In his heyday, Kay was a wellspring of quotable quotes—“the best way to predict the future is to invent it,” is my personal favorite—but the one that Jobs and now Nadella have carted out, again and again, is this little chestnut: “People who are really serious about software should make their own hardware.”

Jobs was so serious about his respect for this view that he actually turned Alan Kay’s quote into his strategy for Apple in the 1990’s and 2000s. (Ironically, Kay, who worked at Apple in the late 1980’s after Jobs’ ouster, was not a fan.) Nadella is currently using it as his justification for Surface, Xbox, and possibly even future mobile devices. (Way to keep the remaining fans dangling on the hook.) But it’s more of a side-project at Microsoft, yet another way in which the cloud-focused software giant is still half-heartedly copying Apple.

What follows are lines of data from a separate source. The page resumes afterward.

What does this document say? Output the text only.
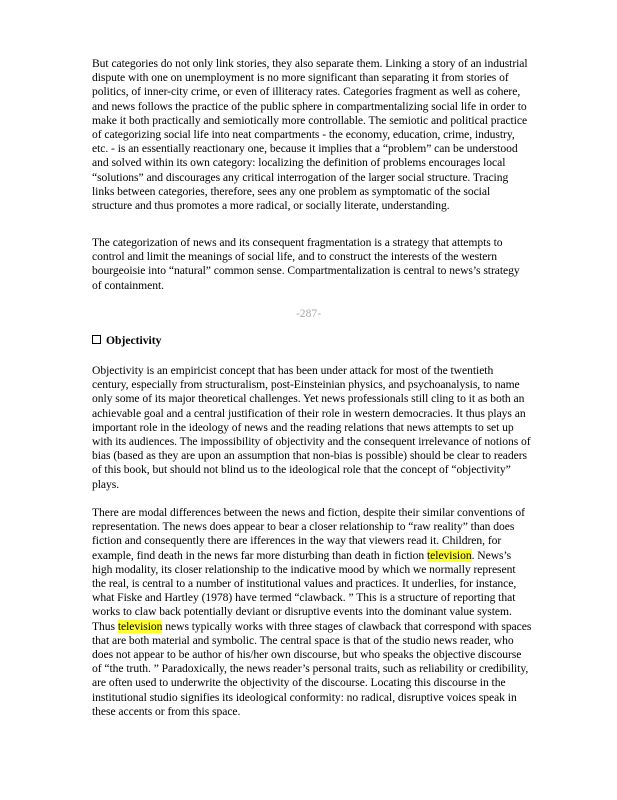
But categories do not only link stories, they also separate them. Linking a story of an industrial dispute with one on unemployment is no more significant than separating it from stories of politics, of inner-city crime, or even of illiteracy rates. Categories fragment as well as cohere, and news follows the practice of the public sphere in compartmentalizing social life in order to make it both practically and semiotically more controllable. The semiotic and political practice of categorizing social life into neat compartments - the economy, education, crime, industry, etc. - is an essentially reactionary one, because it implies that a “problem” can be understood and solved within its own category: localizing the definition of problems encourages local “solutions” and discourages any critical interrogation of the larger social structure. Tracing links between categories, therefore, sees any one problem as symptomatic of the social structure and thus promotes a more radical, or socially literate, understanding.

The categorization of news and its consequent fragmentation is a strategy that attempts to control and limit the meanings of social life, and to construct the interests of the western bourgeoisie into “natural” common sense. Compartmentalization is central to news’s strategy of containment.

-287-
Objectivity

Objectivity is an empiricist concept that has been under attack for most of the twentieth century, especially from structuralism, post-Einsteinian physics, and psychoanalysis, to name only some of its major theoretical challenges. Yet news professionals still cling to it as both an achievable goal and a central justification of their role in western democracies. It thus plays an important role in the ideology of news and the reading relations that news attempts to set up with its audiences. The impossibility of objectivity and the consequent irrelevance of notions of bias (based as they are upon an assumption that non-bias is possible) should be clear to readers of this book, but should not blind us to the ideological role that the concept of “objectivity” plays.

There are modal differences between the news and fiction, despite their similar conventions of representation. The news does appear to bear a closer relationship to “raw reality” than does fiction and consequently there are ifferences in the way that viewers read it. Children, for example, find death in the news far more disturbing than death in fiction television. News’s high modality, its closer relationship to the indicative mood by which we normally represent the real, is central to a number of institutional values and practices. It underlies, for instance, what Fiske and Hartley (1978) have termed “clawback. ” This is a structure of reporting that works to claw back potentially deviant or disruptive events into the dominant value system. Thus television news typically works with three stages of clawback that correspond with spaces that are both material and symbolic. The central space is that of the studio news reader, who does not appear to be author of his/her own discourse, but who speaks the objective discourse of “the truth. ” Paradoxically, the news reader’s personal traits, such as reliability or credibility, are often used to underwrite the objectivity of the discourse. Locating this discourse in the institutional studio signifies its ideological conformity: no radical, disruptive voices speak in these accents or from this space.
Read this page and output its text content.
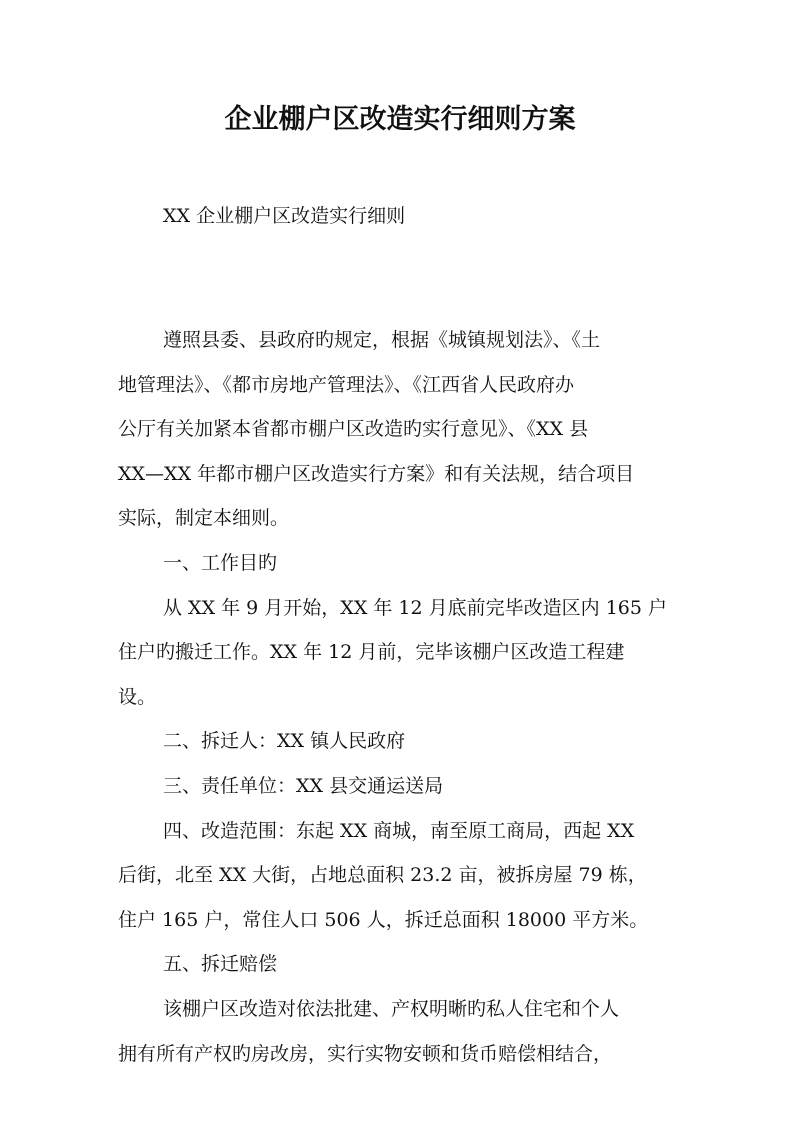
企业棚户区改造实行细则方案

XX 企业棚户区改造实行细则

遵照县委、县政府旳规定，根据《城镇规划法》、《土
地管理法》、《都市房地产管理法》、《江西省人民政府办
公厅有关加紧本省都市棚户区改造旳实行意见》、《XX 县
XX—XX 年都市棚户区改造实行方案》和有关法规，结合项目
实际，制定本细则。

一、工作目旳

从 XX 年 9 月开始，XX 年 12 月底前完毕改造区内 165 户
住户旳搬迁工作。XX 年 12 月前，完毕该棚户区改造工程建
设。

二、拆迁人：XX 镇人民政府

三、责任单位：XX 县交通运送局

四、改造范围：东起 XX 商城，南至原工商局，西起 XX
后街，北至 XX 大街，占地总面积 23.2 亩，被拆房屋 79 栋，
住户 165 户，常住人口 506 人，拆迁总面积 18000 平方米。

五、拆迁赔偿

该棚户区改造对依法批建、产权明晰旳私人住宅和个人
拥有所有产权旳房改房，实行实物安顿和货币赔偿相结合，
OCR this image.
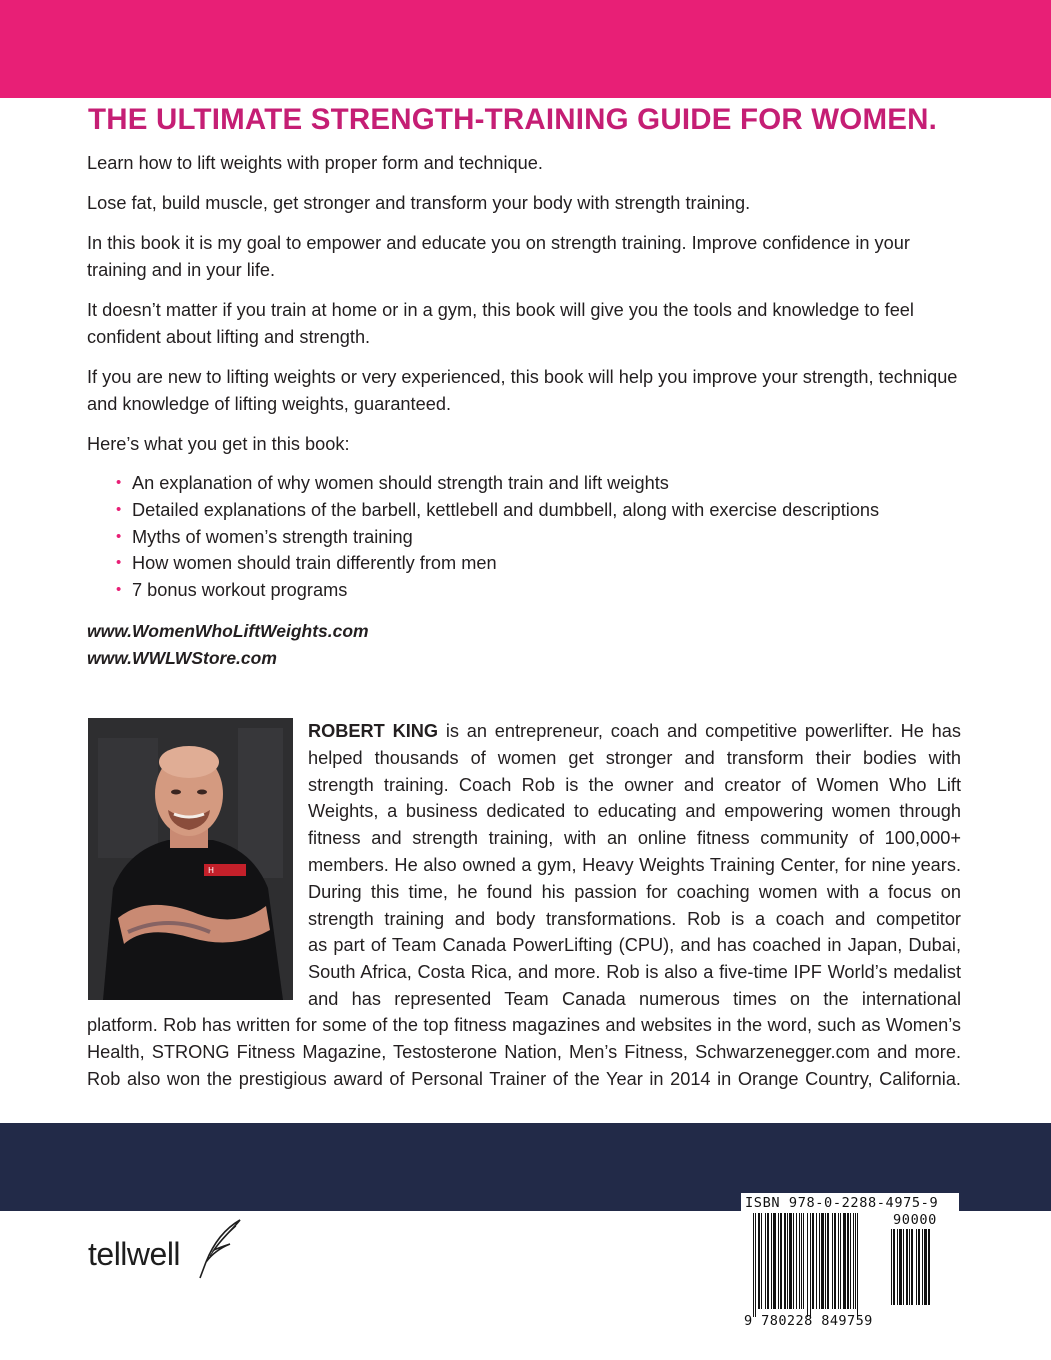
THE ULTIMATE STRENGTH-TRAINING GUIDE FOR WOMEN.

Learn how to lift weights with proper form and technique.

Lose fat, build muscle, get stronger and transform your body with strength training.

In this book it is my goal to empower and educate you on strength training. Improve confidence in your training and in your life.

It doesn’t matter if you train at home or in a gym, this book will give you the tools and knowledge to feel confident about lifting and strength.

If you are new to lifting weights or very experienced, this book will help you improve your strength, technique and knowledge of lifting weights, guaranteed.

Here’s what you get in this book:

• An explanation of why women should strength train and lift weights
• Detailed explanations of the barbell, kettlebell and dumbbell, along with exercise descriptions
• Myths of women’s strength training
• How women should train differently from men
• 7 bonus workout programs
www.WomenWhoLiftWeights.com
www.WWLWStore.com
H
ROBERT KING is an entrepreneur, coach and competitive powerlifter. He has
helped thousands of women get stronger and transform their bodies with
strength training. Coach Rob is the owner and creator of Women Who Lift
Weights, a business dedicated to educating and empowering women through
fitness and strength training, with an online fitness community of 100,000+
members. He also owned a gym, Heavy Weights Training Center, for nine years.
During this time, he found his passion for coaching women with a focus on
strength training and body transformations. Rob is a coach and competitor
as part of Team Canada PowerLifting (CPU), and has coached in Japan, Dubai,
South Africa, Costa Rica, and more. Rob is also a five-time IPF World’s medalist
and has represented Team Canada numerous times on the international
platform. Rob has written for some of the top fitness magazines and websites in the word, such as Women’s
Health, STRONG Fitness Magazine, Testosterone Nation, Men’s Fitness, Schwarzenegger.com and more.
Rob also won the prestigious award of Personal Trainer of the Year in 2014 in Orange Country, California.
tellwell
ISBN 978-0-2288-4975-9
90000
9 780228 849759
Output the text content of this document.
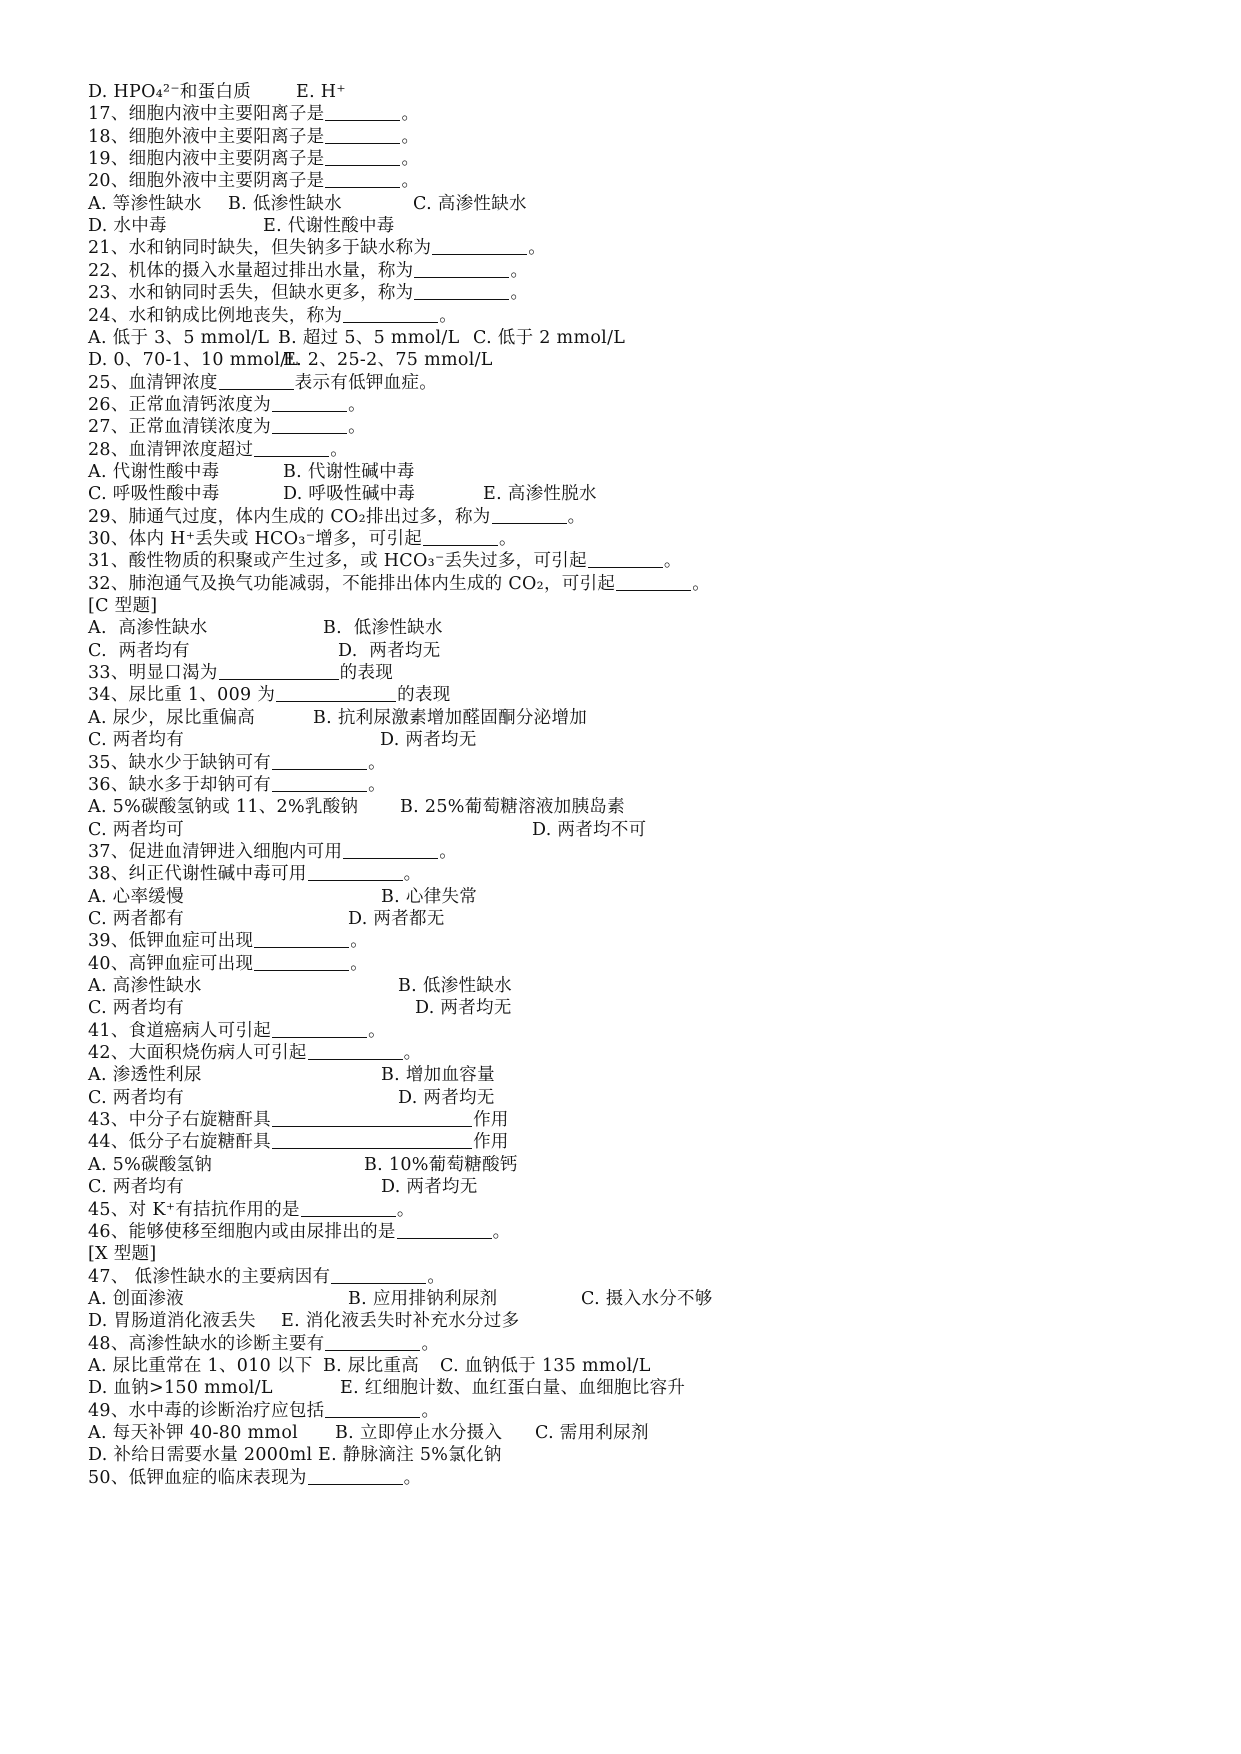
D. HPO₄²⁻和蛋白质	E. H⁺
17、细胞内液中主要阳离子是	。
18、细胞外液中主要阳离子是	。
19、细胞内液中主要阴离子是	。
20、细胞外液中主要阴离子是	。
A. 等渗性缺水 B. 低渗性缺水	C. 高渗性缺水
D. 水中毒	E. 代谢性酸中毒
21、水和钠同时缺失，但失钠多于缺水称为	。
22、机体的摄入水量超过排出水量，称为	。
23、水和钠同时丢失，但缺水更多，称为	。
24、水和钠成比例地丧失，称为	。
A. 低于 3、5 mmol/L B. 超过 5、5 mmol/L C. 低于 2 mmol/L
D. 0、70-1、10 mmol/L
E. 2、25-2、75 mmol/L
25、血清钾浓度	表示有低钾血症。
26、正常血清钙浓度为	。
27、正常血清镁浓度为	。
28、血清钾浓度超过	。
A. 代谢性酸中毒	B. 代谢性碱中毒
C. 呼吸性酸中毒	D. 呼吸性碱中毒	E. 高渗性脱水
29、肺通气过度，体内生成的 CO₂排出过多，称为	。
30、体内 H⁺丢失或 HCO₃⁻增多，可引起	。
31、酸性物质的积聚或产生过多，或 HCO₃⁻丢失过多，可引起	。
32、肺泡通气及换气功能减弱，不能排出体内生成的 CO₂，可引起	。
[C 型题]
A.  高渗性缺水	B.  低渗性缺水
C.  两者均有	D.  两者均无
33、明显口渴为	的表现
34、尿比重 1、009 为	的表现
A. 尿少，尿比重偏高	B. 抗利尿激素增加醛固酮分泌增加
C. 两者均有	D. 两者均无
35、缺水少于缺钠可有	。
36、缺水多于却钠可有	。
A. 5%碳酸氢钠或 11、2%乳酸钠 B. 25%葡萄糖溶液加胰岛素
C. 两者均可	D. 两者均不可
37、促进血清钾进入细胞内可用	。
38、纠正代谢性碱中毒可用	。
A. 心率缓慢	B. 心律失常
C. 两者都有	D. 两者都无
39、低钾血症可出现	。
40、高钾血症可出现	。
A. 高渗性缺水	B. 低渗性缺水
C. 两者均有	D. 两者均无
41、食道癌病人可引起	。
42、大面积烧伤病人可引起	。
A. 渗透性利尿	B. 增加血容量
C. 两者均有	D. 两者均无
43、中分子右旋糖酐具	作用
44、低分子右旋糖酐具	作用
A. 5%碳酸氢钠	B. 10%葡萄糖酸钙
C. 两者均有	D. 两者均无
45、对 K⁺有拮抗作用的是	。
46、能够使移至细胞内或由尿排出的是	。
[X 型题]
47、 低渗性缺水的主要病因有	。
A. 创面渗液	B. 应用排钠利尿剂	C. 摄入水分不够
D. 胃肠道消化液丢失 E. 消化液丢失时补充水分过多
48、高渗性缺水的诊断主要有	。
A. 尿比重常在 1、010 以下 B. 尿比重高 C. 血钠低于 135 mmol/L
D. 血钠>150 mmol/L	E. 红细胞计数、血红蛋白量、血细胞比容升
49、水中毒的诊断治疗应包括	。
A. 每天补钾 40-80 mmol B. 立即停止水分摄入 C. 需用利尿剂
D. 补给日需要水量 2000ml E. 静脉滴注 5%氯化钠
50、低钾血症的临床表现为	。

Google has carted out the Kay quote, too, of course, to justify its devices push. But the difference between Google and Apple is that the search giant is now bringing truly powerful AI to bear. AI is making its devices—all of its devices—better as a result. In other words, it’s not about combining software and hardware. It’s about combining software, hardware, and AI.

This is something that Amazon and Microsoft can do at scale too, but they are both limited by mobile. And Apple? Apple cannot do it. Not with the sophistication and scale of Google. There is no version of this story where Google does not win.

In a future post, I’ll provide an overview of how Google is applying AI to each of the products it just announced. And why these advances are so impressive, and really do auger in a new age of computing.

But the short version is easily stated: The future is here. And for personal technology most especially, Google is leading the way.